Little is known about which medical impairments have the greatest impact on employability. Undoubtedly cognitive and communication deficits play a large role, as evidenced by the high work disability rates among survivors of central nervous system and head and neck malignancy.42 Fatigue and pain are also likely to limit work participation. Spelten and colleagues43 studied 235 cancer survivors in the Netherlands. Fatigue levels strongly predicted inability to return to work.

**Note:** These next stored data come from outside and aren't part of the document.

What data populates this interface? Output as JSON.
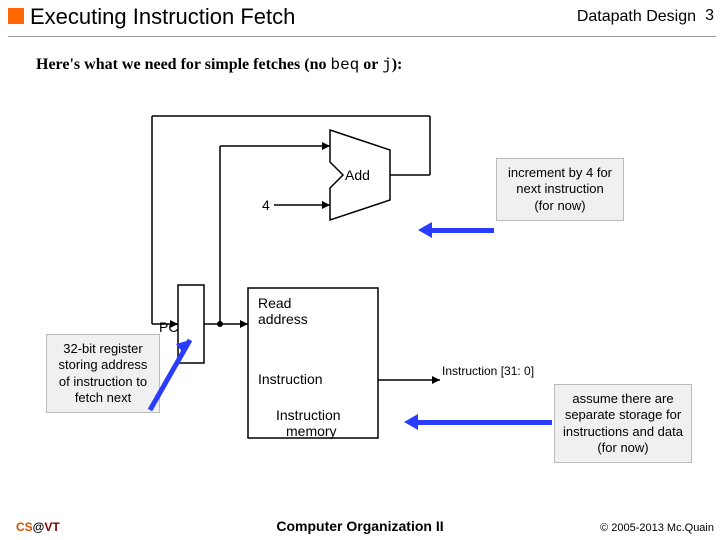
{
  "header": {
    "title": "Executing Instruction Fetch",
    "topic": "Datapath Design",
    "page": "3"
  },
  "intro": {
    "prefix": "Here's what we need for simple fetches (no ",
    "code1": "beq",
    "mid": " or ",
    "code2": "j",
    "suffix": "):"
  },
  "diagram": {
    "const4": "4",
    "add_label": "Add",
    "pc_label": "PC",
    "read_addr": "Read\naddress",
    "instr_port": "Instruction",
    "bus_label": "Instruction [31: 0]",
    "imem_label": "Instruction\nmemory"
  },
  "callouts": {
    "increment": "increment by 4 for next instruction (for now)",
    "pc": "32-bit register storing address of instruction to fetch next",
    "harvard": "assume there are separate storage for instructions and data (for now)"
  },
  "footer": {
    "left_cs": "CS",
    "left_at": "@",
    "left_vt": "VT",
    "center": "Computer Organization II",
    "right": "© 2005-2013 Mc.Quain"
  }
}
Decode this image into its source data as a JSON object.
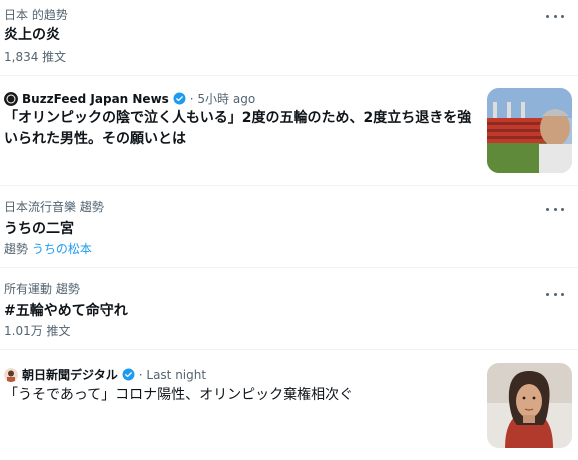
{
  "trends": [
    {
      "context": "日本 的趋势",
      "title": "炎上の炎",
      "meta": "1,834 推文"
    },
    {
      "context": "日本流行音樂 趨勢",
      "title": "うちの二宮",
      "meta_prefix": "趨勢",
      "meta_link": "うちの松本"
    },
    {
      "context": "所有運動 趨勢",
      "title": "#五輪やめて命守れ",
      "meta": "1.01万 推文"
    }
  ],
  "news": [
    {
      "source": "BuzzFeed Japan News",
      "time": "· 5小時 ago",
      "headline": "「オリンピックの陰で泣く人もいる」2度の五輪のため、2度立ち退きを強いられた男性。その願いとは",
      "thumbnail_icon": "stadium-photo"
    },
    {
      "source": "朝日新聞デジタル",
      "time": "· Last night",
      "headline": "「うそであって」コロナ陽性、オリンピック棄権相次ぐ",
      "thumbnail_icon": "athlete-photo"
    }
  ],
  "colors": {
    "accent": "#1d9bf0",
    "muted": "#536471",
    "text": "#0f1419"
  }
}
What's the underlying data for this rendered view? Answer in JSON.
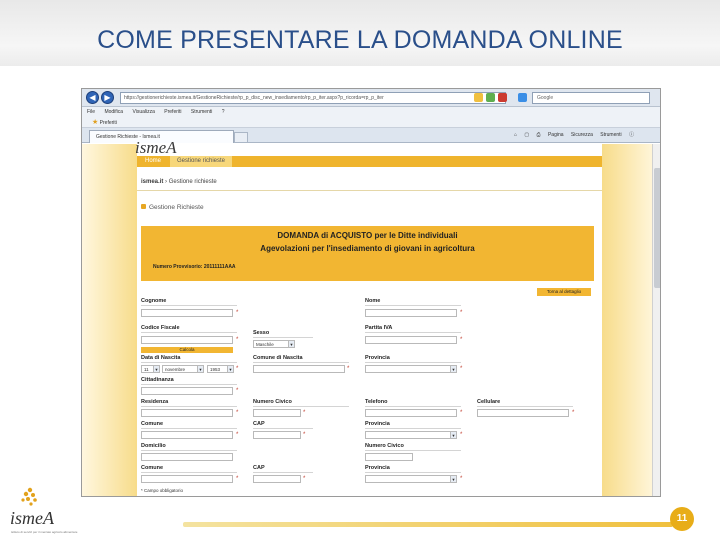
{
  "slide": {
    "title": "COME PRESENTARE LA DOMANDA ONLINE",
    "page_number": "11"
  },
  "browser": {
    "address": "https://gestionerichieste.ismea.it/GestioneRichieste/rp_p_disc_new_insediamento/rp_p_iter.aspx?p_ricorda=rp_p_iter",
    "search_placeholder": "Google",
    "menu": [
      "File",
      "Modifica",
      "Visualizza",
      "Preferiti",
      "Strumenti",
      "?"
    ],
    "favorites_label": "Preferiti",
    "tab_label": "Gestione Richieste - Ismea.it",
    "commands": [
      "Pagina",
      "Sicurezza",
      "Strumenti"
    ]
  },
  "site": {
    "logo_text": "ismeA",
    "nav": {
      "home": "Home",
      "gestione": "Gestione richieste"
    },
    "breadcrumb": {
      "home": "ismea.it",
      "current": "Gestione richieste"
    },
    "section_title": "Gestione Richieste",
    "banner": {
      "line1": "DOMANDA di ACQUISTO per le Ditte individuali",
      "line2": "Agevolazioni per l'insediamento di giovani in agricoltura",
      "numero": "Numero Provvisorio: 20111111AAA"
    },
    "detail_button": "Torna al dettaglio"
  },
  "form": {
    "cognome": "Cognome",
    "nome": "Nome",
    "codice_fiscale": "Codice Fiscale",
    "sesso": "Sesso",
    "sesso_value": "Maschile",
    "partita_iva": "Partita IVA",
    "calcola": "Calcola",
    "data_nascita": "Data di Nascita",
    "giorno": "11",
    "mese": "novembre",
    "anno": "1953",
    "comune_nascita": "Comune di Nascita",
    "provincia": "Provincia",
    "cittadinanza": "Cittadinanza",
    "residenza": "Residenza",
    "numero_civico": "Numero Civico",
    "telefono": "Telefono",
    "cellulare": "Cellulare",
    "comune": "Comune",
    "cap": "CAP",
    "domicilio": "Domicilio",
    "note": "* Campo obbligatorio"
  },
  "branding": {
    "logo_word": "ismeA",
    "tagline": "istituto di servizi per il mercato agricolo alimentare"
  },
  "colors": {
    "title_blue": "#2a4f8a",
    "accent_orange": "#f2b632",
    "badge": "#e8ad18"
  }
}
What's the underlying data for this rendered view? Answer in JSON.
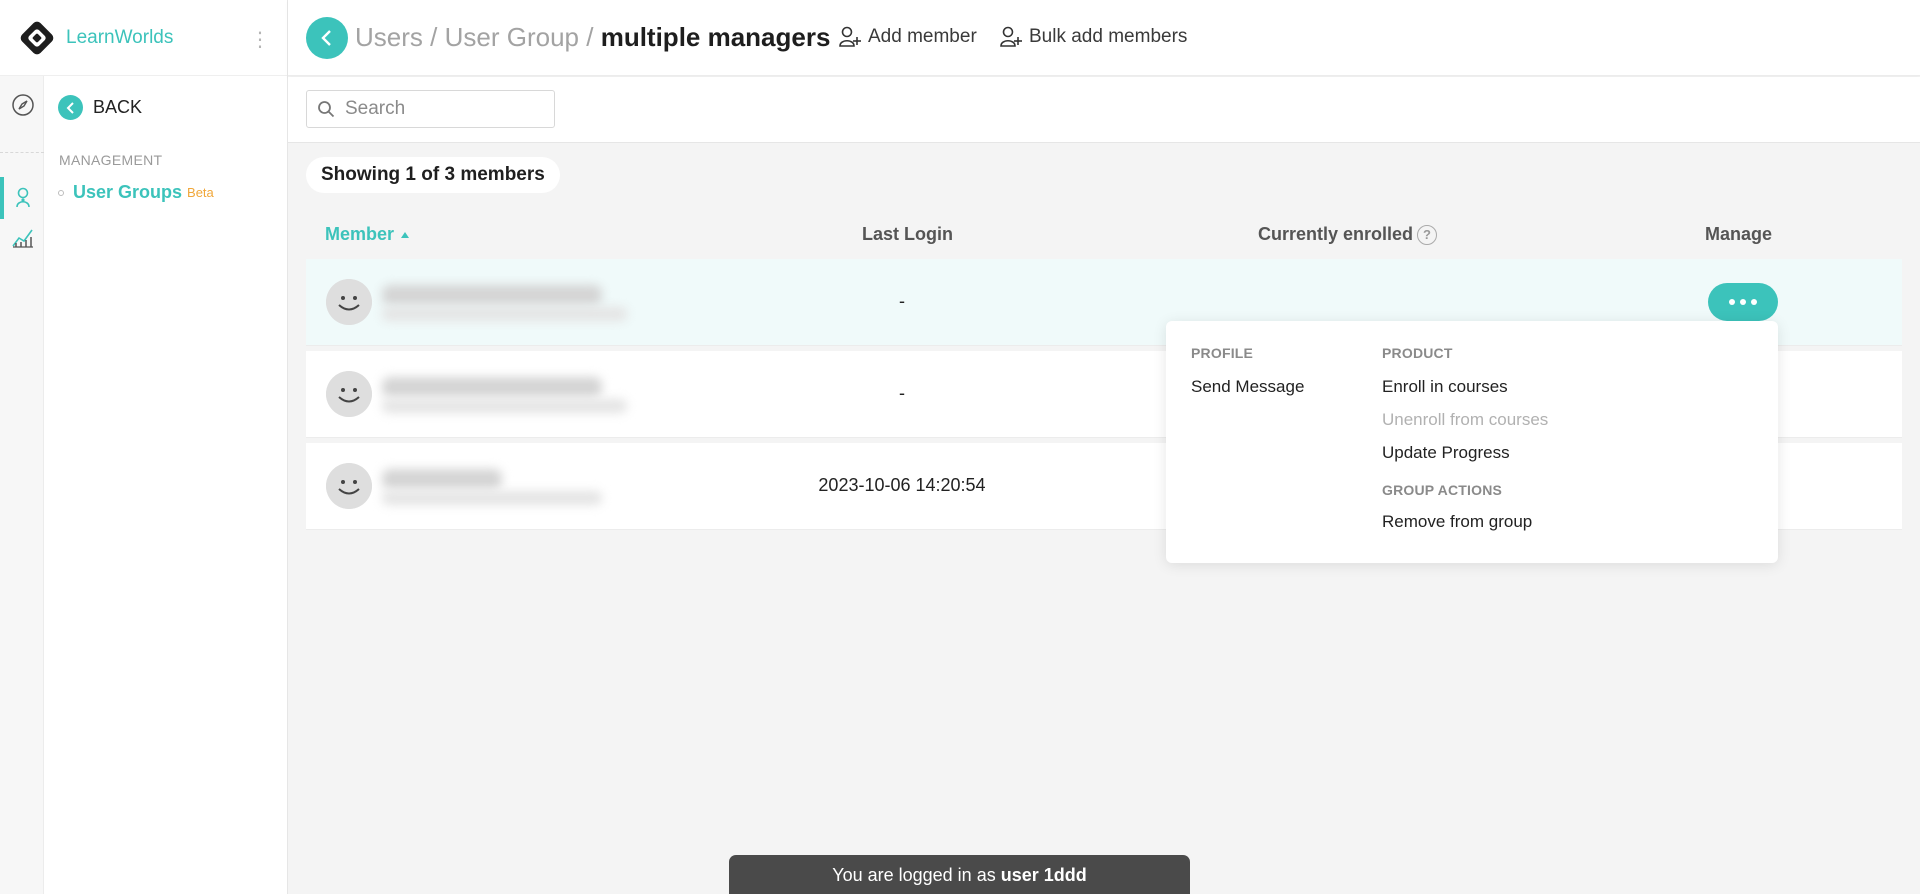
{
  "brand": {
    "name": "LearnWorlds",
    "menu_icon": "vertical-dots-icon"
  },
  "sidebar": {
    "back_label": "BACK",
    "section_label": "MANAGEMENT",
    "items": [
      {
        "label": "User Groups",
        "badge": "Beta",
        "active": true
      }
    ],
    "rail_icons": [
      "compass-icon",
      "user-groups-icon",
      "analytics-icon"
    ]
  },
  "header": {
    "breadcrumb": [
      "Users",
      "User Group"
    ],
    "separator": "/",
    "current": "multiple managers",
    "actions": [
      {
        "label": "Add member",
        "icon": "add-user-icon"
      },
      {
        "label": "Bulk add members",
        "icon": "add-users-icon"
      }
    ]
  },
  "search": {
    "placeholder": "Search",
    "value": ""
  },
  "summary": "Showing 1 of 3 members",
  "table": {
    "columns": [
      "Member",
      "Last Login",
      "Currently enrolled",
      "Manage"
    ],
    "sort": {
      "column": "Member",
      "direction": "ascending"
    },
    "rows": [
      {
        "last_login": "-",
        "highlighted": true
      },
      {
        "last_login": "-",
        "highlighted": false
      },
      {
        "last_login": "2023-10-06 14:20:54",
        "highlighted": false
      }
    ]
  },
  "manage_menu": {
    "profile_heading": "PROFILE",
    "profile_items": [
      {
        "label": "Send Message",
        "enabled": true
      }
    ],
    "product_heading": "PRODUCT",
    "product_items": [
      {
        "label": "Enroll in courses",
        "enabled": true
      },
      {
        "label": "Unenroll from courses",
        "enabled": false
      },
      {
        "label": "Update Progress",
        "enabled": true
      }
    ],
    "group_heading": "GROUP ACTIONS",
    "group_items": [
      {
        "label": "Remove from group",
        "enabled": true
      }
    ]
  },
  "footer": {
    "prefix": "You are logged in as",
    "user": "user 1ddd"
  },
  "colors": {
    "accent": "#3cc3bb",
    "beta": "#f0a73a",
    "toast": "#4a4a4a"
  }
}
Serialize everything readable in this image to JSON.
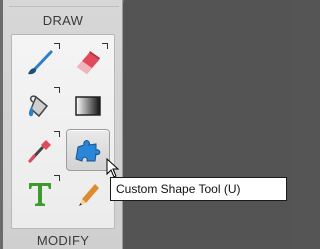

Participation in Recreation
Recreation is critical to physical and mental well-being. Fatigue, pain, weakness, depression, and other impairments will limit cancer survivors’ participation in avocational pursuits. The benefits of recreational activities include improvements in fitness, musculoskeletal problems, immune system function, cognition, and sleep. One study examined 97 European youngsters attending a summer camp for adolescents living with cancer and diabetes.44 Significant improvements were seen in self-esteem, self-efficacy, and anxiety. Adults benefit as well. For example, 11 small studies have shown that Tai Chi Chuan, an Asian mind-body practice, has beneficial effects for cancer survivors.45
Transportation
Patients with cancer may be limited in their ability to drive, fly, or take public transportation. They may not have caregivers available to help transport them. Lack of transportation can become a major barrier to cancer treatment, which often involves frequent medical visits. Some patients forgo recommended treatments because of lack of adequate transportation. Thus it behooves physicians to explore with patients any limits to their ability to get transportation. Galski and colleagues46 showed that patients receiving chronic, stable, opioid analgesic therapy can drive safely. Patients with cerebral dysfunction as a result of a tumor, paraneoplastic effects, or treatment adverse effects should be evaluated for their ability to drive safely before they are allowed to return to the road. Well-defined off-road driver evaluation tools are available.